Anwar juga merasakan kesedihan dari banyak kaum muslimin yang melaksanakan Salat Id di rumah, bahkan harus jauh dari keluarga karena tidak bisa mudik, seperti yang diceritakan Nindya dan Lukman.

“Kesedihan kita akan mendapatkan nilai tumbuh di sisi Allah, menjadi balasan yang besar, karena kita punya keinginan baik dan terbaik tapi situasi kondisi menghalangi itu, ” katanya.

Mengapa s alat Id di lapangan berbahaya?

Dokter spesialis paru yang juga guru tumbuh dari Universitas Indonesia, Faisal Yunus mengatakan kegiatan di ruang jemaah yang melibatkan banyak orang, kaya salat Id, berpotensi besar memajukan secara tajam penyebaran virus corona.

“Kita tidak tahu orang di sebelah kita tersentuh virus, kan ada orang tanpa gejala.

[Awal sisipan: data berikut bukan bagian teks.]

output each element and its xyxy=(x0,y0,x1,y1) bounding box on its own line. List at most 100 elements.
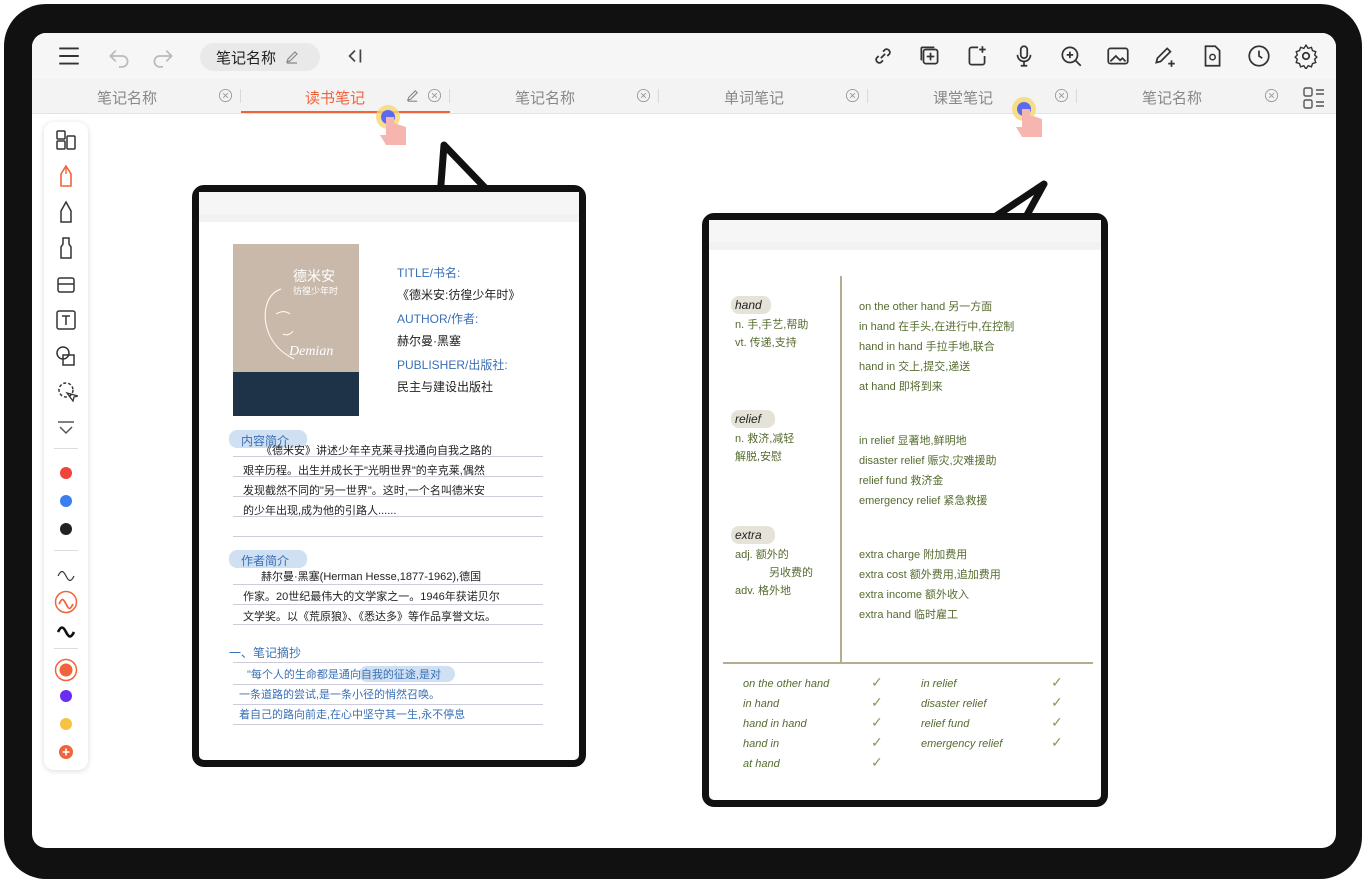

Walaupun pakai masker, apalagi yang dipakai masker kain, bukan masker bedah yang perlindungan elok, dan juga maskernya kadang tak benar dipakainya, tidak efektif. ”

“Salat Id agak-agak bisa diatur jaraknya berjauhan, akan tetapi sebelum dan sesudah Salat membentuk ada bisa sampai ratusan orang yang mondar-mandir dan pasti beradu. Di situlah penyebaran berpotensi berlaku, ” kata Faisal.

Jika yang tertular adalah mereka yang masih muda dan memiliki imun kuat, kata Faisal, barangkali tidak akan bermasalah.

Namun, ketika virus itu menempel di baju lalu dibawa pulang ke rumah atau bersilaturahmi dengan keluarga yang berusia lanjut atau memiliki penyakit dasar maka hendak berbahaya.

“Proses dia berjalan, bertemu banyak orang, tak pakai masker dengan benar, ataupun ada yang bersin, batuk, & berbicara, lalu virus terhirup ataupun menempel ke baju yang bisa bertahan lama, dibawa ke rumah lalu menularkan ke orang tua yang selama ini melakukan isolasi mandiri. Itu yang ditakutkan, ” katanya.